Seán Hewitt, born in 1990, realised that he was gay at a very early age. ‘A kind, large woman’ who was babysitting him told him that it was wrong. ‘I was perhaps only six or seven at the time, but she knew. I knew it too. It was as if she had peered into the deep, secret part of my soul and seen what I was hiding.’

Alongside the precocious knowledge came desperate attempts to conceal the truth. Hewitt adopted alien ways of being: ‘I regulated myself; I policed myself.’ As an adolescent, he spread rumours about his exploits with girls. He even watched heterosexual porn on the sitting room television in the hope that his classmates would spot him from the street. By the time he went to university his armour was so deeply embedded that it was indistinguishable from his skin.

All Down Darkness Wide is his account of his quest for an authentic life. It is poignant and painful, rigorous and sensual, focussing on the four people who helped him on his journey to selfhood. Two are lovers: Jack, a PhD student, whom he first visits for a troilist tryst in Cambridge; and Elias, a Swedish backpacker, whom he meets in Colombia. Two are poets: Gerard Manley Hopkins and Karin Boye.

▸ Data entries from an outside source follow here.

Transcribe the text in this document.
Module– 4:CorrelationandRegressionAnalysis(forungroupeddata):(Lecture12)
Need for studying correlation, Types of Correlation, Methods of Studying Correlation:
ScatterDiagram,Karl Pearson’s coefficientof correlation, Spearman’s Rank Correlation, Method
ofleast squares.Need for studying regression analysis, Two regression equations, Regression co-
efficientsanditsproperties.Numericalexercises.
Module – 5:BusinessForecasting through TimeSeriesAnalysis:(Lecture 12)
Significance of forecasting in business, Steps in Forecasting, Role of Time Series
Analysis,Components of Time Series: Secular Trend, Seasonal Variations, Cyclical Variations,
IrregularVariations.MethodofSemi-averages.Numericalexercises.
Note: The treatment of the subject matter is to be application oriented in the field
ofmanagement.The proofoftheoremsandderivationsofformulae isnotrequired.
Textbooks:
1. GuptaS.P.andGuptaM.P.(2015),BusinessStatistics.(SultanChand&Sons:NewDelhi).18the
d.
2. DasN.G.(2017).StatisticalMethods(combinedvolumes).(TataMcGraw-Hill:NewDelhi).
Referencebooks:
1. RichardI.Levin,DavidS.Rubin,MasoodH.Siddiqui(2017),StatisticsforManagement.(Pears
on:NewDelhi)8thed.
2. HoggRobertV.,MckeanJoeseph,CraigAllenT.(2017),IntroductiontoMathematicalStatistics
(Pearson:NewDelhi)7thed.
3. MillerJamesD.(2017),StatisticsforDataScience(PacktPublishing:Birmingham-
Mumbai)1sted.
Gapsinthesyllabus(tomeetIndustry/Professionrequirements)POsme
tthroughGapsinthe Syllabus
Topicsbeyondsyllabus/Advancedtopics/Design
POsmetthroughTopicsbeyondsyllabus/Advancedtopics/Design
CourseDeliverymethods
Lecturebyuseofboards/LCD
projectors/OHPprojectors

None of these guides and guardians lived untroubled lives. Both Hopkins and Boye died in their early forties. Hopkins, unable to express his love for men, was wracked with guilt about his desires and the particular sacrilege of eroticising ‘the muscular body of Christ on the crucifix’. Boye’s romantic life was convoluted. Her suicide was followed within days by that of her long term partner Margot. Then, weeks later, Anita, the woman for whom she’d left Margot, succumbed to cancer. Likewise, Jack died in his mid-twenties and Elias suffered from clinical depression. Nevertheless, out of all this pain, Hewitt has forged a life-enhancing memoir.

Its main focus is Elias, who at first seems to be Hewitt’s romantic ideal, his spontaneity and athleticism being everything that he himself lacks. When Elias returns his affection, Hewitt feels ‘as though I had pulled some figment of a dream back into real life with me’. He moves to Elias’s home town of Gothenburg, where the dream soon turns sour. Elias becomes increasingly withdrawn, and on his 27th birthday attempts suicide. He is saved, and for the next three years Hewitt’s life is both devoted to his care and dominated by the fear that he will try again, this time successfully.

Hewitt is unsparing in his depiction of the maelstrom of emotions experienced in looking after someone with depression: someone who ‘was both the man I loved and the person who wanted to kill the man I loved’. He acknowledges the selfish element in his need for Elias to be cured: ‘The two of us were so intertwined, our lives by this point so intimately connected, that I couldn’t survive the losing of him.’ When they ultimately split up, he plunges into a cycle of fleeting, anonymous encounters, until, recognising their futility, he loses ‘the desire for what is dangerous’ and discovers a new strength within himself.

Hewitt goes on to have a successful career as a poet and academic. He gives no hint of what became of Elias, which, while it may be for reasons of discretion, is frustrating to the reader who has invested so much in his story. That apart, this book stands alongside Mark Doty’s Heaven’s Coast as an outstanding chronicle of a gay poet’s journey of self-discovery.